The literature shows that twin-block appliances are superior to other myofunctional treatment modalities in terms of improving upper airway parameters among class II malocclusion subjects with retrognathic mandibles. Kinzinger et al. found that the Herbst appliance was ineffective in preventing breathing problems in OSA patients despite its forwards advancement of the mandible and anterior traction of the tongue [39]. Jena et al. found that twin-block appliances were more efficient in improving PAP dimensions among class II malocclusion subjects with retrognathic mandibles than the mandibular protraction appliance-IV [40]. They concluded that the orthopaedic action (outgrowth and advancement of the mandible) was significantly greater with the twin-block therapy device than with other myofunctional appliances.

Interestingly, the current study showed very good daily wear time (13.43 h), which is clearly above the 8-h threshold required to achieve good patient compliance as reported by Sarul et al. [41]. However, patient compliance and adherence to the treatment protocol seem to be lower in younger children, an age group for which compliance and adherence are largely related to parental cooperation [42]. Overall, correction of anteroposterior dental arch discrepancies induced favourable changes in upper airway morphology.
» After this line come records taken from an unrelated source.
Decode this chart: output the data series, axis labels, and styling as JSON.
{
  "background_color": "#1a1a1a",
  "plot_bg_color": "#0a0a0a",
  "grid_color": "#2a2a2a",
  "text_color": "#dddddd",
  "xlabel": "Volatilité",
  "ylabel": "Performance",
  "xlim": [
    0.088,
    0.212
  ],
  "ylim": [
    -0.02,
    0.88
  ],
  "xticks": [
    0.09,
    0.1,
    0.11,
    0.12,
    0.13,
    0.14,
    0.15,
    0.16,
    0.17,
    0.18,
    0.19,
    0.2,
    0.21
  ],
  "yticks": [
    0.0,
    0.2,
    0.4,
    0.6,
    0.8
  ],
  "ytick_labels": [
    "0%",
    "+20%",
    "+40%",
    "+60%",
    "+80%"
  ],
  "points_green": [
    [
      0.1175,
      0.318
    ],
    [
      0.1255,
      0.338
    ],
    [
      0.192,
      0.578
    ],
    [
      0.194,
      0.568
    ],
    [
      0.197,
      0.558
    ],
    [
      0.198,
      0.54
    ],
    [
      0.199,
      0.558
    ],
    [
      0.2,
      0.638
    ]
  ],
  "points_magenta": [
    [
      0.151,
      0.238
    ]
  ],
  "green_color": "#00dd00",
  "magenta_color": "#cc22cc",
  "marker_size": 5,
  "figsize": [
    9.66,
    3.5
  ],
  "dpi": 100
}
The long-term stability of functional therapy on improving upper airways and the resilience of these benefits against later growth should be addressed in future studies.

Conclusion

The current study shows that the correction of class II mandibular retrognathic skeletal malocclusion with a twin-block appliance resulted in a significant increase in the upper airway volume, MCA, and anteroposterior and lateral distances of the MCA at the level of the oropharynx, MCA at the level of the hypopharynx, increased upper airway length, and a significant reduction in the AHI, but it had no effect on nasopharynx parameters.